The display table (15 meters/45 feet long) in the museum displays a large selection of historically relevant documents, wine order books, certificates and other items pertaining to both the Symington family and Graham’s. At the lower level of the museum, larger objects are on display. Through the large arches, the thousands of maturing casks of Port are visible to visitors.
3). One level down from the museum, visitors will enter the lodge proper. We have clean all bad infrastructures retraced what the original 19th century Lodge was like, reintroducing more of the earth floors and rebuild all infrastructures . Lodge floors were traditionally left with an earth surface so that they could be hosed with water in the hotter summer months in order to keep the ambient temperature as cool as possible.
4). Following the guided tour through the Lodge, visitors will then be shown into the renovated tasting room, where they can take a load off their feet to taste a range of Graham’s Ports.
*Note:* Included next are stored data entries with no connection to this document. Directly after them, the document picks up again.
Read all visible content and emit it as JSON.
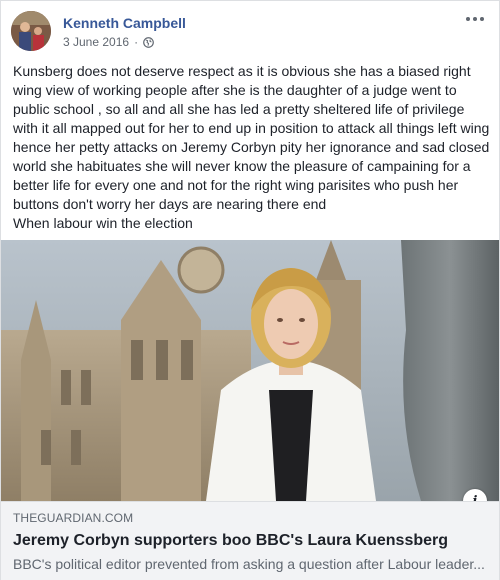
{
  "post": {
    "author": "Kenneth Campbell",
    "date": "3 June 2016",
    "privacy_icon": "globe-icon",
    "more_icon": "more-options-icon",
    "text": "Kunsberg does not deserve respect as it is obvious she has a biased right wing view of working people after she is the daughter of a judge went to public school , so all and all she has led a pretty sheltered life of privilege with it all mapped out for her to end up in position to attack all things left wing hence her petty attacks on Jeremy Corbyn pity her ignorance and sad closed world she habituates she will never know the pleasure of campaining for a better life for every one and not for the right wing parisites who push her buttons don't worry her days are nearing there end\nWhen labour win the election"
  },
  "link": {
    "domain": "THEGUARDIAN.COM",
    "title": "Jeremy Corbyn supporters boo BBC's Laura Kuenssberg",
    "description": "BBC's political editor prevented from asking a question after Labour leader...",
    "info_label": "i"
  },
  "colors": {
    "author": "#385898",
    "meta": "#606770",
    "link_bg": "#f2f3f5"
  }
}
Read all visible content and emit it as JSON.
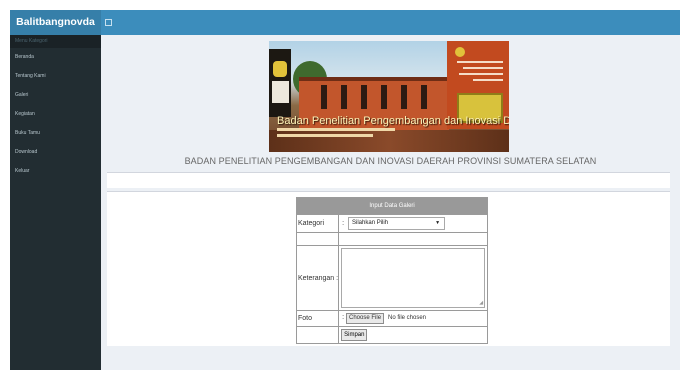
{
  "sidebar": {
    "brand": "Balitbangnovda",
    "header": "Menu Kategori",
    "items": [
      {
        "label": "Beranda"
      },
      {
        "label": "Tentang Kami"
      },
      {
        "label": "Galeri"
      },
      {
        "label": "Kegiatan"
      },
      {
        "label": "Buku Tamu"
      },
      {
        "label": "Download"
      },
      {
        "label": "Keluar"
      }
    ]
  },
  "topbar": {
    "toggle_icon": "menu-toggle-icon"
  },
  "banner": {
    "caption": "Badan Penelitian Pengembangan dan Inovasi Daerah"
  },
  "main": {
    "institution_title": "BADAN PENELITIAN PENGEMBANGAN DAN INOVASI DAERAH PROVINSI SUMATERA SELATAN"
  },
  "form": {
    "title": "Input Data Galeri",
    "kategori_label": "Kategori",
    "kategori_value": "Silahkan Pilih",
    "keterangan_label": "Keterangan",
    "foto_label": "Foto",
    "file_button": "Choose File",
    "file_status": "No file chosen",
    "submit_label": "Simpan",
    "separator": ":"
  },
  "colors": {
    "brand": "#367fa9",
    "topbar": "#3c8dbc",
    "sidebar": "#222d32",
    "content": "#ecf0f5"
  }
}
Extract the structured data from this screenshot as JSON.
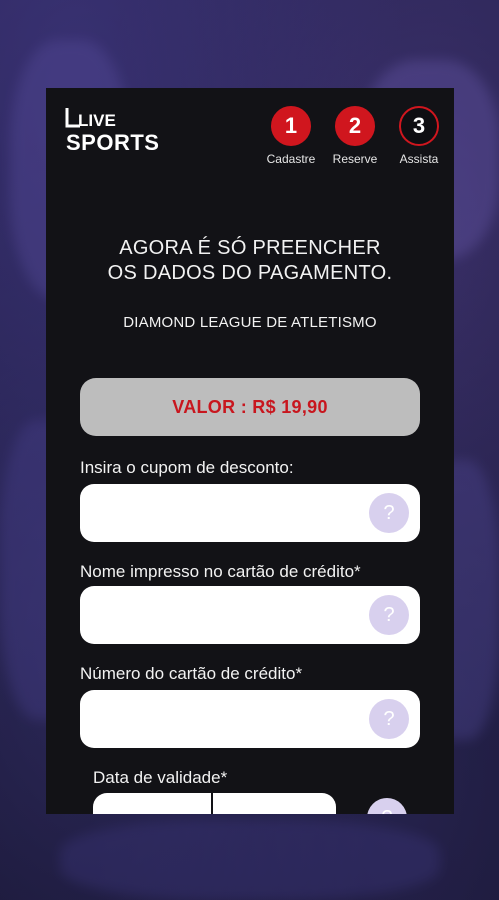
{
  "brand": {
    "logo_text_line1": "LIVE",
    "logo_text_line2": "SPORTS"
  },
  "steps": [
    {
      "number": "1",
      "label": "Cadastre",
      "state": "done"
    },
    {
      "number": "2",
      "label": "Reserve",
      "state": "done"
    },
    {
      "number": "3",
      "label": "Assista",
      "state": "current"
    }
  ],
  "headline": {
    "line1": "AGORA É SÓ PREENCHER",
    "line2": "OS DADOS DO PAGAMENTO."
  },
  "event_name": "DIAMOND LEAGUE DE ATLETISMO",
  "price": {
    "text": "VALOR : R$ 19,90"
  },
  "form": {
    "coupon_label": "Insira o cupom de desconto:",
    "coupon_value": "",
    "card_name_label": "Nome impresso no cartão de crédito*",
    "card_name_value": "",
    "card_number_label": "Número do cartão de crédito*",
    "card_number_value": "",
    "expiry_label": "Data de validade*",
    "help_glyph": "?"
  },
  "colors": {
    "accent_red": "#d0161e",
    "panel_bg": "#121216",
    "price_box_bg": "#bdbdbd",
    "help_bubble": "#d8d0ee"
  },
  "icons": {
    "help": "question-mark-icon"
  }
}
The renovation of this area is underway and temporary facilities are in place to cater for visitors meanwhile.
5). The ‘Vintage Room’: for a more exclusive and complete experience, the more discerning visitor can choose to access the Vintage Room, where a different level of Port tastings are provided in a more tranquil and comfortable atmosphere. The beautifully decorated room, will allow the visitor to taste premium and super premium Graham’s Ports.
6). Visitors exiting either the tasting room or Vintage Room will then be shown into the all new shop. The shop is set very much in the old Lodge building, adjoining the lodges main stone façade, whose large windows light up the shop with natural light, as well as offering magnificent views over the twin cities of Porto and Gaia, and the River Douro. The design of the new shop is much more interactive and ‘hands-on’, there is no counter separating customers from the bottles, as was previously the case.
7). At the end of the visit costumers could enjoy a light meal in the completely new wine bar, or better still, a full meal in the new Restaurant. The setting is very much the Lodge ambience itself. To one side, once sat down at their table, guests can view the endless rows of pipes (separated from the restaurant by a discreet metal and glass screen).
On the opposite side there is the large bulk of the Lodge’s granite walls. Original large iron columns support the Riga pine timbers and roofing. In short, a very atmospheric surrounding in which to enjoy meals with some wonderful wines. The restaurant will also feature a very attractive outdoor seating area, on the terrace adjoining the main Lodge façade. This terrace has one of the best views of Gaia and Porto. Given the Graham’s Lodge location on very high ground (the vast majority of Port Lodges are built along the river front), it commands sweeping views of the old medieval quarters of Porto and Gaia, as well as the iconic Dom Luis ‘double-decker’ bridge over the Douro River. This view is spectacular both during the day and at night, when all the city’s beautiful landmarks are impressively floodlit.